RCEP, now the world’s largest trade agreement, entered into force on 1 January 2022 for ten original parties: Australia, Brunei Darussalam, Cambodia, China, Japan, Laos, New Zealand, Singapore, Thailand, and Vietnam. RCEP then entered into force for the Republic of Korea on 1 February 2022, for Malaysia on 18 March 2022 and for Indonesia on 2 January 2023. Critics state that RCEP benefits China’s belt and road initiative. The deal does not include the US.

“RCEP will further flood our local market with cheap imports at the expense of our farmers and fisherfolk,” PAMALAKAYA (militant fisherfolk alliance) national chairperson Fernando Hicap said in a statement.

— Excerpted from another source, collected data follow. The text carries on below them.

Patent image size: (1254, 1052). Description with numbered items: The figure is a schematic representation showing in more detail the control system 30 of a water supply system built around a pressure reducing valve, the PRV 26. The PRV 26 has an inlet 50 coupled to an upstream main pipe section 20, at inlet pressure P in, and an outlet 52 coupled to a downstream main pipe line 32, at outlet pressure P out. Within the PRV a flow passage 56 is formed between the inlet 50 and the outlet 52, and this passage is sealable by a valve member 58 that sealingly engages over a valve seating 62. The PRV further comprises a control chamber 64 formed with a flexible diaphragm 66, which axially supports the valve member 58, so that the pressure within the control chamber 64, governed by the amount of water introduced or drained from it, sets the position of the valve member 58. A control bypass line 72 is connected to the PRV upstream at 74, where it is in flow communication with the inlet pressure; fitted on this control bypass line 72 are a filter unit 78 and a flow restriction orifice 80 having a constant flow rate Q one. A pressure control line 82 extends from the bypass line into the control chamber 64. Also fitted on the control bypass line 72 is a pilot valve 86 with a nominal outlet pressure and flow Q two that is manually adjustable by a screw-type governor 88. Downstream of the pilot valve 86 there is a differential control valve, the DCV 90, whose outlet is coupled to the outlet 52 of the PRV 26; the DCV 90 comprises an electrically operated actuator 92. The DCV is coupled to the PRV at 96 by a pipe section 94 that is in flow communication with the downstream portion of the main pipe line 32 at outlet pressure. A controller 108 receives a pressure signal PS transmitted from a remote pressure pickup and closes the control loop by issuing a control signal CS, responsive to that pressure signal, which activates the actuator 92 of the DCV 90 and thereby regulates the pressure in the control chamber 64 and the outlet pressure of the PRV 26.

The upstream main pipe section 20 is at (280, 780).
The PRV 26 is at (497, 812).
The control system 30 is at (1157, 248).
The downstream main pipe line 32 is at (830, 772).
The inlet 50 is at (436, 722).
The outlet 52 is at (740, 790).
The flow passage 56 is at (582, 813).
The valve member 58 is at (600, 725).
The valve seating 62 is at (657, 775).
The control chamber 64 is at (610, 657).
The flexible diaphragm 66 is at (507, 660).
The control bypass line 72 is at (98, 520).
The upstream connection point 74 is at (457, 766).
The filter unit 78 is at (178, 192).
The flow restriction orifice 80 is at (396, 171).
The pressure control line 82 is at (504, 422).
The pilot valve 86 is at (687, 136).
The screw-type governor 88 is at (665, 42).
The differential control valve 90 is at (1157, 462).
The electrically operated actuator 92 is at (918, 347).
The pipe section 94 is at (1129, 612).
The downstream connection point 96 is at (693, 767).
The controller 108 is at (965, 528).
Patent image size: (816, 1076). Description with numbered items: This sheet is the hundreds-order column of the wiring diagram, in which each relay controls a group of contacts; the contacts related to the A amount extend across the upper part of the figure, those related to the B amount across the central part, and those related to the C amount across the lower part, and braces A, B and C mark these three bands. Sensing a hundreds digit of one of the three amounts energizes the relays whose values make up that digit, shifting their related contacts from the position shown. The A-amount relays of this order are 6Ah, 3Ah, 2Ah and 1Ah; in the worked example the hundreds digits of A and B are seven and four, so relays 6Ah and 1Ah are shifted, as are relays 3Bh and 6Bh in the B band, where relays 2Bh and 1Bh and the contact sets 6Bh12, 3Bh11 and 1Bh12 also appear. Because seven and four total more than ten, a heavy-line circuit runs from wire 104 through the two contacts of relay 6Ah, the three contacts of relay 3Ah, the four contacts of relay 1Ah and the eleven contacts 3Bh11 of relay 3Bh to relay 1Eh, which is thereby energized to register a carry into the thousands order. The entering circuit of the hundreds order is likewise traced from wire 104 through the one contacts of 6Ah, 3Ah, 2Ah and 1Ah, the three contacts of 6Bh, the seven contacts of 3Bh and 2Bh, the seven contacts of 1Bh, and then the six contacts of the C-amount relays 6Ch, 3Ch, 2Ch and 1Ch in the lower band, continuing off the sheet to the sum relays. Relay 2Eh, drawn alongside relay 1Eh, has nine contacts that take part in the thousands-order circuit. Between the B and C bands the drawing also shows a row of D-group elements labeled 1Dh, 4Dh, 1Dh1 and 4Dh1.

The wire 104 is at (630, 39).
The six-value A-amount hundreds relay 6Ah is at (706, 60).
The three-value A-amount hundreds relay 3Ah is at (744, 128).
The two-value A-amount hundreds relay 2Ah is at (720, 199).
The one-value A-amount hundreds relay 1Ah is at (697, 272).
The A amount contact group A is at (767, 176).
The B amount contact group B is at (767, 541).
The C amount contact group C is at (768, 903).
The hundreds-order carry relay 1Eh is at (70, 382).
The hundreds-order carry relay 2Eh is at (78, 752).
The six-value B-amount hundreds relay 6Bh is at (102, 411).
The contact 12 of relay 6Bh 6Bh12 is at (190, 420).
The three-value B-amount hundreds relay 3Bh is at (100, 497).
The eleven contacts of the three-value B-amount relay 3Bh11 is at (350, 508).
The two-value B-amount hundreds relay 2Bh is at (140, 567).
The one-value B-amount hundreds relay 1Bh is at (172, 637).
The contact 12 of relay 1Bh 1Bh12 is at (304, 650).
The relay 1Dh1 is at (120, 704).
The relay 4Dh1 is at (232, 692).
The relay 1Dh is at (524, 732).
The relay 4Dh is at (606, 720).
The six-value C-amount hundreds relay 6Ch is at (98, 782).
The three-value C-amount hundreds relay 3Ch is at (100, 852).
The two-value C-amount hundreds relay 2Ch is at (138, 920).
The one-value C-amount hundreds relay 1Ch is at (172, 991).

Hicap stressed that with RCEP’s ratification, a deluge of imported agricultural goods is anticipated to hit the nation, which will “threaten the local industry that has been neglected of significant government support, and which will be outcompeted by imports.”

Meanwhile, independent think-tank IBON Foundation’s Sonny Africa remarked, “Senators and economic managers are congratulating themselves on ratifying RCEP, bizarrely oblivious to what 30 years of free trade agreements have wrought.”

Philippines is the third worst poverty, fourth worst human development index, and fourth smallest manufacturing sector in ASEAN. Manufacturing down to smallest share of GDP in 70 years, agriculture to its smallest in history,” Africa added.

PAMALAKAYA noted that RCEP will also intensify conversion projects in fishing grounds and coastal areas by Chinese investors and developers, as well as the expansion of private aquaculture in municipal fishing grounds funded by Chinese firms for export.

Policies of import liberalization should end, and the government should focus on strengthening the local industry instead, the group said.

“[B]y breaking free from foreign policies that favor powerful countries such as China, the Philippine government effectively asserts national sovereignty,” Hicap concluded.